About 300 curious polystyrene fish and a host of photographs of blown-up mountains pose the question more literally at the exhibit "Troubled Waters," which opened Thursday at the Art Emporium, 823 Quarrier St., as part of this month's downtown Charleston ArtWalk.
Photographer Paul Corbit Brown recalls seeing an exhibit earlier this year of environmental artist Nik Botkin's display of illuminated fish, their bellies filled with trash mostly gathered from the waterways and walkways of West Virginia.
"When I saw that fish exhibit, it just blew me away," said Brown, who has long documented the swath mountaintop removal has cut across West Virginia as blasted rock is then dumped into valley fills that often bury miles of streams.
"We're both trying to talk about what's happening to the water and help people visualize water problems, to make it not quite such an abstract prospect."
Botkin originally staged an even larger exhibit of his fish at Huntington's Gallery 842 this April, on his way to completing a master's degree in sculpture at Marshall University. (He'll start this fall as an adjunct art professor at West Virginia State University in Institute).
His family had a house along a river where he grew up, Botkin said. "During my childhood, I saw these giant fish kills -- almost like you could walk across it. I can still see it. That image stuck in my mind forever."
All that goes into our waterways affects everything that depends on that water -- fish, humans, everything, he said. The "gray water" we flush into streams and rivers produced by human activity, including expired drugs, fertilizer run-off, inadequately treated industrial chemicals and chemical spills, is ingested by fish and aquatic life, he said. "And it stays in their bodies -- it can end up sterilizing or feminizing them."
Meanwhile, the modern throwaway culture -- illustrated by the trash seen inside his sculptured fish -- inundates the word's rivers and oceans, Botkin said.
"My main goal is to start a dialogue between opposing viewpoints. I want to come across as non-hypocritical, because I realize we need all the stuff we have. But we need to consume it more responsibly. I hate single-use items like throwaway plastic wear and stuff like that. Every piece of plastic we throw away will be here, well, forever."
Of course, to make his point he had to use a little polystyrene to make his fish, a substance he notes which can be recycled.
"I did research how to make molds from actual fish. I decided I didn't want to kill fish to do that. I ordered copies of fish made by taxidermists. I made the molds from those copies. Basically, it's a third-hand copy from a real fish."
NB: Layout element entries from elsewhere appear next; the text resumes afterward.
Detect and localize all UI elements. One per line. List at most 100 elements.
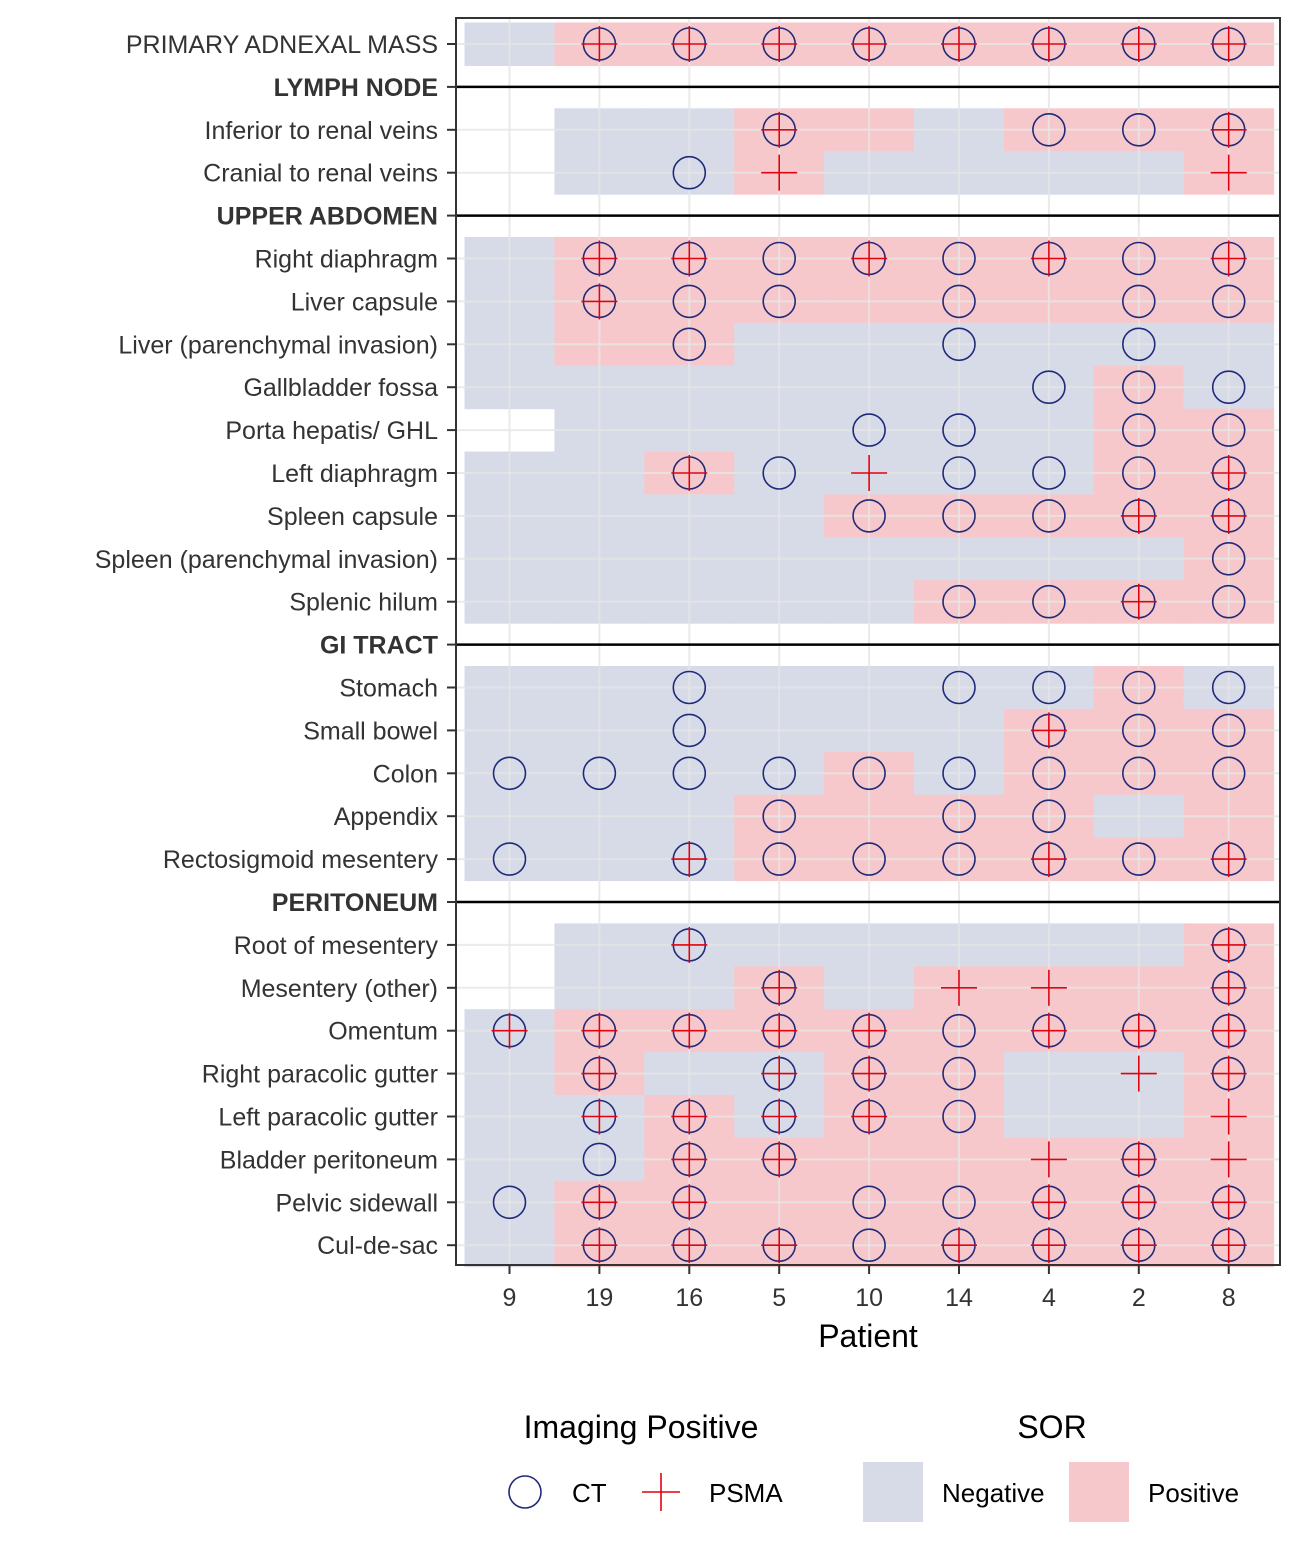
psma-marker: [671, 926, 708, 963]
psma-marker: [671, 455, 708, 491]
ct-marker: [942, 1056, 976, 1091]
psma-marker: [1030, 26, 1067, 62]
ct-marker: [582, 756, 617, 791]
row-label: Spleen capsule: [267, 503, 438, 531]
x-tick-label: 5: [772, 1284, 786, 1312]
row-label: Spleen (parenchymal invasion): [95, 546, 438, 574]
ct-marker: [1122, 413, 1156, 447]
legend-positive-swatch: [1069, 1462, 1129, 1522]
psma-marker: [671, 1227, 708, 1264]
psma-marker: [761, 1141, 798, 1178]
section-label: UPPER ABDOMEN: [217, 203, 438, 231]
psma-marker: [1210, 1055, 1247, 1092]
section-label: PERITONEUM: [272, 889, 438, 917]
psma-marker: [581, 240, 618, 277]
ct-marker: [672, 713, 707, 748]
x-tick-label: 10: [855, 1284, 883, 1312]
row-label: Appendix: [334, 803, 439, 831]
legend-negative-label: Negative: [942, 1478, 1045, 1508]
psma-marker: [1030, 240, 1067, 277]
ct-marker: [1122, 370, 1156, 405]
psma-marker: [1120, 1055, 1157, 1092]
psma-marker: [941, 1227, 977, 1264]
ct-marker: [942, 456, 976, 490]
psma-marker: [1210, 1012, 1247, 1049]
ct-marker: [1211, 370, 1246, 405]
row-label: Cranial to renal veins: [203, 160, 438, 188]
ct-marker: [1122, 670, 1156, 705]
ct-marker: [1032, 756, 1066, 791]
ct-marker: [942, 1099, 976, 1134]
ct-marker: [942, 670, 976, 705]
row-label: Rectosigmoid mesentery: [163, 846, 439, 874]
x-tick-label: 4: [1042, 1284, 1056, 1312]
psma-marker: [671, 841, 708, 878]
psma-marker: [1210, 26, 1247, 62]
row-label: Cul-de-sac: [317, 1232, 438, 1260]
ct-marker: [852, 413, 886, 447]
ct-marker: [762, 842, 797, 876]
ct-marker: [1122, 241, 1156, 276]
row-label: Left diaphragm: [271, 460, 438, 488]
psma-marker: [1210, 1227, 1247, 1264]
ct-marker: [1122, 327, 1156, 362]
psma-marker: [1210, 926, 1247, 963]
psma-marker: [1030, 1012, 1067, 1049]
ct-marker: [492, 756, 527, 791]
ct-marker: [852, 499, 886, 533]
ct-marker: [852, 842, 886, 876]
psma-marker: [941, 969, 977, 1006]
imaging-markers: [491, 26, 1247, 1264]
ct-marker: [492, 842, 527, 876]
psma-marker: [1210, 497, 1247, 534]
x-tick-label: 19: [585, 1284, 613, 1312]
ct-marker: [672, 155, 707, 190]
psma-marker: [1030, 712, 1067, 749]
ct-marker: [1122, 284, 1156, 319]
x-tick-label: 9: [503, 1284, 517, 1312]
ct-marker: [1211, 413, 1246, 447]
psma-marker: [761, 1055, 798, 1092]
psma-marker: [1120, 1012, 1157, 1049]
psma-marker: [761, 1098, 798, 1135]
psma-marker: [581, 1012, 618, 1049]
ct-marker: [672, 756, 707, 791]
section-dividers: [456, 85, 1280, 904]
psma-marker: [761, 26, 798, 62]
psma-marker: [761, 111, 798, 148]
ct-marker: [1032, 499, 1066, 533]
row-label: Pelvic sidewall: [275, 1189, 438, 1217]
row-label: Colon: [373, 760, 438, 788]
psma-marker: [851, 26, 888, 62]
legend-sor: SOR Negative Positive: [863, 1409, 1239, 1522]
ct-marker: [1032, 370, 1066, 405]
psma-marker: [1210, 1098, 1247, 1135]
ct-marker: [942, 1013, 976, 1048]
ct-marker: [1211, 670, 1246, 705]
ct-marker: [1032, 799, 1066, 834]
psma-marker: [1120, 1227, 1157, 1264]
ct-marker: [942, 842, 976, 876]
row-label: Liver capsule: [291, 288, 438, 316]
ct-marker: [1211, 284, 1246, 319]
ct-marker: [762, 241, 797, 276]
ct-marker: [1032, 584, 1066, 619]
psma-marker: [671, 1184, 708, 1221]
row-labels: PRIMARY ADNEXAL MASS LYMPH NODE Inferior t…: [95, 31, 456, 1260]
row-label: Porta hepatis/ GHL: [225, 417, 438, 445]
ct-marker: [942, 756, 976, 791]
row-label: Omentum: [328, 1018, 438, 1046]
legend-psma-label: PSMA: [709, 1478, 783, 1508]
ct-marker: [1211, 584, 1246, 619]
psma-marker: [761, 154, 798, 191]
ct-marker: [852, 1228, 886, 1262]
row-label: Stomach: [339, 675, 438, 703]
legend-imaging: Imaging Positive CT PSMA: [508, 1409, 783, 1511]
ct-marker: [672, 284, 707, 319]
psma-marker: [851, 1098, 888, 1135]
x-tick-label: 16: [675, 1284, 703, 1312]
psma-marker: [671, 26, 708, 62]
row-label: Left paracolic gutter: [218, 1104, 438, 1132]
ct-marker: [1122, 113, 1156, 147]
psma-marker: [851, 1055, 888, 1092]
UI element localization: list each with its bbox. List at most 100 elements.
The fish types on display at Art Emporium are all kinds found in the Kanawha River. Inside the see-through fish is a host of trash -- a dental floss container, smashed cans, beer bottle tops, a condom, cigarette butts and more -- the whole host of detritus from modern life.
"Almost all the items are items I picked up either from riverbanks or just on the ground," he said.
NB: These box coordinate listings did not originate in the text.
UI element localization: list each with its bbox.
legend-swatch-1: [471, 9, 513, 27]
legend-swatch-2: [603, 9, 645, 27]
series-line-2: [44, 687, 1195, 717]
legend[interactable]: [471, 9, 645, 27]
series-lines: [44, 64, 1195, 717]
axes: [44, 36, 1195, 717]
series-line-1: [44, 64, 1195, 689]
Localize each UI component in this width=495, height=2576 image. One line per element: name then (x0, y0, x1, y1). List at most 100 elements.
Brown noted the way that the fish on the walls of the exhibit float through the exhibit and about his photos.
"We didn't want his works separate from mine. We wanted to visually give the viewer that sense of how water is, how it just flows everywhere. It's moving into that idea of water being a cyclical entity. And what happens to the fish is happening to us -- we just can't see it immediately.
The fact of the matter is, added Brown, "there's no life without water.
"We need to get serious about taking care of the water on this planet. We all live downstream. We all live downstream from something."